Par exemple, si nous nous limitons au simple soutien moral et matériel de nos compagnons incarcérés ou soumis à d’autres mesures restrictives, nous nous positionnons uniquement dans une optique défensive qui ne nous permet pas d’avancer d’un millimètre dans notre parcours de lutte. Faire des rassemblement devant les prisons, envoyer de l’argent et des publications aux compagnons enfermés est bien sûr quelque chose de très important. Rendre évident aux yeux de tous que nous ne laissons pas nos compagnons seuls est fondamental mais, et il y a toujours un mais, il faut faire un effort supplémentaire pour éviter de se réduire à jouer un rôle de croix rouge. De plus, il faudrait éviter que l’arme de la solidarité ne soit utilisée seulement pour les compagnons qui fréquentent notre petit jardin. Nous ne pouvons pas créer nous-mêmes des divisions et des différenciations, nous devrions laisser cette tâche à notre ennemi.

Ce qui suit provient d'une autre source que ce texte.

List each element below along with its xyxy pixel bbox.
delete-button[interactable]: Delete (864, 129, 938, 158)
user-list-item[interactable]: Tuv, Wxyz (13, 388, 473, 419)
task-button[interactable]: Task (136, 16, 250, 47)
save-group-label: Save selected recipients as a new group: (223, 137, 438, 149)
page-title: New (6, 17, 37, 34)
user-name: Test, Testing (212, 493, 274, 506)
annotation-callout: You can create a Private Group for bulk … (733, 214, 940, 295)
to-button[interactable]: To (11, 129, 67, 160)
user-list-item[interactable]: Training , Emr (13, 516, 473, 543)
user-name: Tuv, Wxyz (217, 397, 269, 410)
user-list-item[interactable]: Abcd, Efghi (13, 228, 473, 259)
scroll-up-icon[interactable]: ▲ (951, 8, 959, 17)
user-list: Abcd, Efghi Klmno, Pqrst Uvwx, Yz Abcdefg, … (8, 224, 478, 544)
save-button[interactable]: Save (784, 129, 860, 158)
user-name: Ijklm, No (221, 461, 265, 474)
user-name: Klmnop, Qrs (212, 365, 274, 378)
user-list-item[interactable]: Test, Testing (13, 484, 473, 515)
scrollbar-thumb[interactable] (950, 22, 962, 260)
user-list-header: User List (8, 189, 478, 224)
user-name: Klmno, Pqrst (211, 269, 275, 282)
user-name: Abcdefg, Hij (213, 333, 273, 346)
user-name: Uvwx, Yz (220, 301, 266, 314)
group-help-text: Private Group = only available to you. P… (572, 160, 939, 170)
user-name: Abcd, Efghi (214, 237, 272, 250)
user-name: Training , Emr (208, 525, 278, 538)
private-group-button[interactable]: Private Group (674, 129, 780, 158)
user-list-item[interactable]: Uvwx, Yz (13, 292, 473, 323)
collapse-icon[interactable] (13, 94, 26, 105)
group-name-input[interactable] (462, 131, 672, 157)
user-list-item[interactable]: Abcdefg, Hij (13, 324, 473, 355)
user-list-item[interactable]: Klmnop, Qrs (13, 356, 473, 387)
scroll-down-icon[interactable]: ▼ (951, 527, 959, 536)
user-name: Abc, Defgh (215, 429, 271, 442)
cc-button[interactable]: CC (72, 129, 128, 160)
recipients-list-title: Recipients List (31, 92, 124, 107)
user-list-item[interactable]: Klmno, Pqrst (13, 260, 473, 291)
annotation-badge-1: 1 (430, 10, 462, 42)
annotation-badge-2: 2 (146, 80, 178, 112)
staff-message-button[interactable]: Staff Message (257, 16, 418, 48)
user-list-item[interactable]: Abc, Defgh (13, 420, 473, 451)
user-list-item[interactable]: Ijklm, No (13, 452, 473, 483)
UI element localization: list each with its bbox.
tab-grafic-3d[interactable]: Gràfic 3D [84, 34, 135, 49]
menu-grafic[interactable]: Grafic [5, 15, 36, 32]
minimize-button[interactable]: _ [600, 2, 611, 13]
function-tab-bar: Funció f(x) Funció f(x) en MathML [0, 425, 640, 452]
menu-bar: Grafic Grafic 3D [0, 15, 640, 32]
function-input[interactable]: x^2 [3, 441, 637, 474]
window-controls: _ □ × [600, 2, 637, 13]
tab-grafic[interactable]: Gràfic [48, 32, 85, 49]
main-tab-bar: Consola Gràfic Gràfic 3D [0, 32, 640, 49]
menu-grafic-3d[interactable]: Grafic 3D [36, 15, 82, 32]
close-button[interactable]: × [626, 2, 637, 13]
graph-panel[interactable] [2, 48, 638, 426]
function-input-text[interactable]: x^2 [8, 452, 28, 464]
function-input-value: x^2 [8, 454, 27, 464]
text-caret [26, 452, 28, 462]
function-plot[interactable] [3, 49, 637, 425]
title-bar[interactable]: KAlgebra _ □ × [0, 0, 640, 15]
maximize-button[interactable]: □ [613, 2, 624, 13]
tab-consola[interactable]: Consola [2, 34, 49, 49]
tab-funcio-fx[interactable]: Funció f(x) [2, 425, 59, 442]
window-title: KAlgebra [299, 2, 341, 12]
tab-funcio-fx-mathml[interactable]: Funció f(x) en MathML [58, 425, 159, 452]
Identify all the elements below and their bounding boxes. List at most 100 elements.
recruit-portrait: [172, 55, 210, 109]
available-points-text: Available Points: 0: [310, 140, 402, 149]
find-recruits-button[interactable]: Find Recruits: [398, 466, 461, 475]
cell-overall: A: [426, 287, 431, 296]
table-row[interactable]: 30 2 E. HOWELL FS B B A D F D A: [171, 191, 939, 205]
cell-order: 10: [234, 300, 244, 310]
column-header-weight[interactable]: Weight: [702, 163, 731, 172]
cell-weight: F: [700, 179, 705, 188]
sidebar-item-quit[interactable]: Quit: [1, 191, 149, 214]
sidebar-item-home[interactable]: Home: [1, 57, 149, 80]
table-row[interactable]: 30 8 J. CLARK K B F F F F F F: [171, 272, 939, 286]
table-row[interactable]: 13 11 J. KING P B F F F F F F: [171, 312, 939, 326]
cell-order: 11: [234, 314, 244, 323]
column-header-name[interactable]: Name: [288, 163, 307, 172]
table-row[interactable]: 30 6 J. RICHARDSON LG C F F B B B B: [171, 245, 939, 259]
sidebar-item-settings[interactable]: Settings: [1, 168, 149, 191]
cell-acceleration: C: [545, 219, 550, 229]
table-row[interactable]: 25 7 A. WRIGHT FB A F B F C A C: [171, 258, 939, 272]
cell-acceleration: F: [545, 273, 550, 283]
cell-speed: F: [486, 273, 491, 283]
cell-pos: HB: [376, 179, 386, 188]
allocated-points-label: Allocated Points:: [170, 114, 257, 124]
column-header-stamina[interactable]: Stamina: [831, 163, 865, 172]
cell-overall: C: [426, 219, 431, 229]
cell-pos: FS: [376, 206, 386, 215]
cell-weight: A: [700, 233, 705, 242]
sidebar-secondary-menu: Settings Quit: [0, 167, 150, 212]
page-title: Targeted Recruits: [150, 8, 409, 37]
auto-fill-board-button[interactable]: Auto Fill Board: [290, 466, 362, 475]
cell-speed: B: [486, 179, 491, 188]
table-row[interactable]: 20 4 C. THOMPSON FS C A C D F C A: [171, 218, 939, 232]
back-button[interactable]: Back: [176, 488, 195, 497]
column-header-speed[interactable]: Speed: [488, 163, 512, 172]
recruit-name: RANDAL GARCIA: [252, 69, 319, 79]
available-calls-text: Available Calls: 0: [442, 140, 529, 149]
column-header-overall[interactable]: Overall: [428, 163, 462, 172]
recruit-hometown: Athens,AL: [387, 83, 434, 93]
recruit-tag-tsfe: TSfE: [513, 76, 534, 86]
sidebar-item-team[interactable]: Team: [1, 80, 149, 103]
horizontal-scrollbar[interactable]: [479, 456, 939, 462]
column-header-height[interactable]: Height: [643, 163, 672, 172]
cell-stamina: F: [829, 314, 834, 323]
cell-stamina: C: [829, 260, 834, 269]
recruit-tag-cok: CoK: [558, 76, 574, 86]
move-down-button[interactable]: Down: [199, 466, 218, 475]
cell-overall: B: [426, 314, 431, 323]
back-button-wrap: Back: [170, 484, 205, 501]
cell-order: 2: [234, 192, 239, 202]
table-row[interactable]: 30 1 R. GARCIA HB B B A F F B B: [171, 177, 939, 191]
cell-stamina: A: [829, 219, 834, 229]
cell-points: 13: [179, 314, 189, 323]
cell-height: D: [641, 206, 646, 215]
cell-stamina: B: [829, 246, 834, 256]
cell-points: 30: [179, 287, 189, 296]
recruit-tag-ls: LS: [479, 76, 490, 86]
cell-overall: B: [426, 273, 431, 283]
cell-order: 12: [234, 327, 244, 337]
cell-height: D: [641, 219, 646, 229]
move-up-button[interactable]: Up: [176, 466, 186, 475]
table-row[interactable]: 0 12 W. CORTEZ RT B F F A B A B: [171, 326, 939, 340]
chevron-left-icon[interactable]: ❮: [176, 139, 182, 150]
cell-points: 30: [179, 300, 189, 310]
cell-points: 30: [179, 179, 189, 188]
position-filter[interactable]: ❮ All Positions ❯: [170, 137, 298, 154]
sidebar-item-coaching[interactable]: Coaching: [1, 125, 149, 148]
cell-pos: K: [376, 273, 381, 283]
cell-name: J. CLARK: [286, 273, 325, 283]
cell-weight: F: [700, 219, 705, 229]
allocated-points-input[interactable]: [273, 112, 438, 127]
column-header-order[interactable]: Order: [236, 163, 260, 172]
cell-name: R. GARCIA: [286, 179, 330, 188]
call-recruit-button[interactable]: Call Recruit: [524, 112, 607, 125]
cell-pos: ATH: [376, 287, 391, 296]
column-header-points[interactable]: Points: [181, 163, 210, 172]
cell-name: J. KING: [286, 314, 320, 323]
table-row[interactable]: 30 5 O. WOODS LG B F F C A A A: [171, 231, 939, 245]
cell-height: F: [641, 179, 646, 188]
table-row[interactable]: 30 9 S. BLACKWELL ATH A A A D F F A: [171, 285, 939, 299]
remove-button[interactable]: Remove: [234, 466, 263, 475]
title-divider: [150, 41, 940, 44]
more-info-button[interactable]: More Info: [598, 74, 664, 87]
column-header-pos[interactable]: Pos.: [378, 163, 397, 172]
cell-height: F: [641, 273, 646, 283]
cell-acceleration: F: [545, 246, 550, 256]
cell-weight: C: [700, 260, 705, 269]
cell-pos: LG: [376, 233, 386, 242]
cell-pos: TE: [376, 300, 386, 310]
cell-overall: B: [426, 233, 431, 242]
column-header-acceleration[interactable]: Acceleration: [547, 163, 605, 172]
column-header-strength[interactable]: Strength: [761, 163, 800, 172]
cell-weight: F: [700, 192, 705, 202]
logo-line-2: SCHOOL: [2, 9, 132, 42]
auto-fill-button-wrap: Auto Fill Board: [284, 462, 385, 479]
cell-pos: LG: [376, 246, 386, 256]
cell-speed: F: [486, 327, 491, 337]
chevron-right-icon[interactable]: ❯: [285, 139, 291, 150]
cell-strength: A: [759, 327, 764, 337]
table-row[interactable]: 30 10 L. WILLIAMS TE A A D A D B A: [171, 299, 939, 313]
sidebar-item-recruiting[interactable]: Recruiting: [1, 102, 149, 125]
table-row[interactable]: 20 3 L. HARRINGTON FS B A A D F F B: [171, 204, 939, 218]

Ce que nous estimons d’importance vitale est que, par exemple, les luttes entreprises par les compagnons ne soient pas perdues dans le vide au moment où ces derniers sont arrêtés. Continuer le travail interrompu à cause de la répression permet d’abattre idéalement les barrières, les cages qui nous séparent des compagnons pour qui il est impossible d’agir, nous rendant comme un seul corps agissant formé d’innombrables individualités qui agissent selon leurs modalités propres.
Par cela, nous ne voulons pas dire que l’on doive nécessairement (et ce n’est pour nous même pas souhaitable) se conformer aux modalités pratiques et organisationnelles des compagnons tombés dans le filet de la répression : la façon d’agir et de sentir n’est pas forcément la même pour tous. Mais si le parcours d’un individu est un parcours révolutionnaire, continuer et intensifier son action est en soi un acte de solidarité révolutionnaire. Le but ultime vers lequel nous tendons tous (ou nous devrions tendre) est le même, à savoir la destruction du système créateur de misère et prédateur du capital et de l’autorité ; si pour le réaliser nous utilisons des méthodes et moyens différents, nous ne dénigrons pas le parcours entrepris par les autres, mais nous le renforçons, à condition que nous ne tombions pas dans l’autoréférence ou l’acritisme.
Notre but devrait être une généralisation, et donc une croissance exponentielle, des attaques ciblées et réellement incisives qui deviendraient une constante bien enracinée. Une « pratique normale » dans notre parcours quotidien de lutte.
De plus, nous pensons que cette stratégie nous permettrait de ne pas attendre la répression pour « réagir », mais d’« agir » pour réaliser les objectifs que nous nous sommes fixés malgré le travail de notre ennemi.
[Traduit de l’italien par non-fides de Blasphemia n°1, mai 2014.]